…Мы должны отомстить. И вы и я – нас многие тысячи – мы должны отомстить. Кавалеров, не всегда враги оказываются ветряными мельницами. Иногда то, что так хотелось бы принять за ветряную мельницу, – есть враг, завоеватель, несущий гибель и смерть. Ваш враг, Кавалеров, – настоящий враг. Отомстите ему. Верьте мне, мы уйдем с треском. Мы собьем спеси молодому миру. Мы тоже не лыком шиты. Мы тоже были баловнями истории.
…Заставьте о себе говорить, Кавалеров. Ясно: все идет к гибели, все предначертано, выхода нет, – вам погибать, толстоносый! Каждая минута будет умножать унижения, с каждым днем будет расцветать, как лелеемый юноша, враг. Погибает: это ясно. Так обставьте ж свою гибель, украсьте ее фейерверком, порвите одежду тому, кто затирает вас, попрощайтесь так, чтоб ваше «до свиданья» раскатилось по векам.
Кавалеров подумал: «Он читает мои мысли».
– Вас обидели? Вас выгнали?
– Меня страшно обидели, – горячо сказал Кавалеров, – меня долго унижали.
– Кто обидел вас? Один из избранников эпохи?
«Ваш брат, – хотел крикнуть Кавалеров, – тот же, кто обидел и вас». Но он промолчал.
– Вам повезло. Вы не знаете в лицо завоевателя. У вас есть конкретный враг. И у меня тоже.
– Что же мне делать?
– Вам повезло. Вы расплату за себя можете соединить с расплатой за эпоху, которая была вам матерью.
– Что же мне делать?
– Убейте его. Почетно оставить о себе память как о наемном убийце века. Прищемите вашего врага на пороге двух эпох. Он кичится, он уже там, он уже гений, купидон, вьющийся со свитком у ворот нового мира, он уже, задрав нос, не видит вас, – тресните его на прощанье. Благословляю вас. И я (Иван поднял кружку), и я тоже уничтожу своего врага.

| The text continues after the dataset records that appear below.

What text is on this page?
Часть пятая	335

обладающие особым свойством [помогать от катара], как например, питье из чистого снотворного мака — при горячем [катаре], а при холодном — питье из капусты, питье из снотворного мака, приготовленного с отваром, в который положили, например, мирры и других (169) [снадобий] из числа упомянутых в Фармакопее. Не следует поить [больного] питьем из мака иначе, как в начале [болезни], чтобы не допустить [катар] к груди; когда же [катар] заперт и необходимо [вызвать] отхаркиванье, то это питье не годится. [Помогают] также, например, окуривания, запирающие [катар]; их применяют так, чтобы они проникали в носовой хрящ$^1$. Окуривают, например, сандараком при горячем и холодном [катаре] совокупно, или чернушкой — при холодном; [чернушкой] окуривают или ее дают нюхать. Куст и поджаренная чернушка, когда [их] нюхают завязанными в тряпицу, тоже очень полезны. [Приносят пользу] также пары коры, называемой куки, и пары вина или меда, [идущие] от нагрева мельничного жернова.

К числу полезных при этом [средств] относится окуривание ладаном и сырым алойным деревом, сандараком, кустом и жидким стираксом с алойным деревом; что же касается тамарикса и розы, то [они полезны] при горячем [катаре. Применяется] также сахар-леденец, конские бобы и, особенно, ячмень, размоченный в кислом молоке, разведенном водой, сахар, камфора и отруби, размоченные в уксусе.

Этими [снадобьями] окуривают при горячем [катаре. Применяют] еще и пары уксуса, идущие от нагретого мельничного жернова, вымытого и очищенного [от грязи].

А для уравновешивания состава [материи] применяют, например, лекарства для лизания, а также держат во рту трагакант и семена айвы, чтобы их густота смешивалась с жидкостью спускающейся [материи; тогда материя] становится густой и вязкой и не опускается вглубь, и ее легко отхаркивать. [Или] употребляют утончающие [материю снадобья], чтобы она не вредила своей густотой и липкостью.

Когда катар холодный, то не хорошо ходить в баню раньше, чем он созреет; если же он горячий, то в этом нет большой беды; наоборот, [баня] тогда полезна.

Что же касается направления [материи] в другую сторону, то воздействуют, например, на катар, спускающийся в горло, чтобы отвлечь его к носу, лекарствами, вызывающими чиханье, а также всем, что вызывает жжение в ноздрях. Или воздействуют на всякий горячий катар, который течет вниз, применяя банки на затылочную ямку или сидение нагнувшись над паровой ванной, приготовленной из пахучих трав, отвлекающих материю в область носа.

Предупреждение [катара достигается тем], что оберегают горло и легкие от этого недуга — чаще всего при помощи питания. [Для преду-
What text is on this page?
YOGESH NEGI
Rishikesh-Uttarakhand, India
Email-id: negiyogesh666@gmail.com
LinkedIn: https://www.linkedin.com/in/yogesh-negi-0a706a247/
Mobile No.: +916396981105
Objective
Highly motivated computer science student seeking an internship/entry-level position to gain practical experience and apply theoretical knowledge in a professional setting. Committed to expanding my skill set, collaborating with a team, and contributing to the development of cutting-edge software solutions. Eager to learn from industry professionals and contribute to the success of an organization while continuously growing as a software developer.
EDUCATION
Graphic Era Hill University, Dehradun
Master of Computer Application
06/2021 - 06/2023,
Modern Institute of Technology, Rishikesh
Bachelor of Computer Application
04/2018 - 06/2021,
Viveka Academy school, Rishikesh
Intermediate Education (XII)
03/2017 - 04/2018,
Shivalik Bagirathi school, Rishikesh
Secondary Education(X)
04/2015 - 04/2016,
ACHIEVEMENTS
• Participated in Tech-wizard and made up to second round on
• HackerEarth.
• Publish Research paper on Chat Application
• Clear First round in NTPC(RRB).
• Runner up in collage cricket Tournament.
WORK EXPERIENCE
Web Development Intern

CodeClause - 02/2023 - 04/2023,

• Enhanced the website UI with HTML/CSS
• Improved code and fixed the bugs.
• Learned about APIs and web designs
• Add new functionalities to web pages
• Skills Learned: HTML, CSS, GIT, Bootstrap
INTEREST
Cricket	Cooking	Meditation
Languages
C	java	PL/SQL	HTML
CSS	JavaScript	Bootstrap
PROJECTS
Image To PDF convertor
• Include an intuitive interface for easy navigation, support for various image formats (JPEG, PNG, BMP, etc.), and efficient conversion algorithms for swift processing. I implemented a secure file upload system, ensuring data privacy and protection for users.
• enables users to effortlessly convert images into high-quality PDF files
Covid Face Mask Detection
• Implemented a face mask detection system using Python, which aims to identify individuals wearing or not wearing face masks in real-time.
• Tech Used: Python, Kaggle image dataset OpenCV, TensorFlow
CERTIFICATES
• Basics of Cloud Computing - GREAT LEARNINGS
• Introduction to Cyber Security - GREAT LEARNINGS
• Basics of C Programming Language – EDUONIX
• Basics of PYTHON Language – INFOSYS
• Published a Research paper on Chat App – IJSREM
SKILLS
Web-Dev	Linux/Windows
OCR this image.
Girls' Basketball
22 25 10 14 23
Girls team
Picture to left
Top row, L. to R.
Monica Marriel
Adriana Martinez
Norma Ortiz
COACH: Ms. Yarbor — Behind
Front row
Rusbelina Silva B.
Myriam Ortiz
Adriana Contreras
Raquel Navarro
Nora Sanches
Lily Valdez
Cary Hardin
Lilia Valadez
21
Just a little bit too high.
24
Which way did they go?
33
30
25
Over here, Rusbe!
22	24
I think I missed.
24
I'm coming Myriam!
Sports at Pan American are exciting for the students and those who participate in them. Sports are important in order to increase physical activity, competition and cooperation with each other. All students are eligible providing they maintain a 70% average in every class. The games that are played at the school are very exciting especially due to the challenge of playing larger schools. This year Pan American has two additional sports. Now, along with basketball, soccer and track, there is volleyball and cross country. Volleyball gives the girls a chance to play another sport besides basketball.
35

Выпьем, Кавалеров, за «Офелию». Это орудие моей мести.
Кавалеров открыл рот, чтобы сообщить главное: у нас общий враг, вы благословили меня на убийство вашего брата, – но не сказал ни слова, потому что к столу их подошел человек, пригласивший Ивана немедленно и не задавая вопросов следовать за ним. Он был арестован, о чем известно из предыдущей главы.
– До свидания, мой милый, – сказал Иван, – меня ведут на Голгофу. Пойдите к дочке моей (он назвал переулок, уже давно блиставший в памяти Кавалерова), пойдите и посмотрите на нее. Вы поймете, что если такое создание изменило нам, то остается одно: месть.
Он допил пиво и пошел впереди таинственного человека на шаг.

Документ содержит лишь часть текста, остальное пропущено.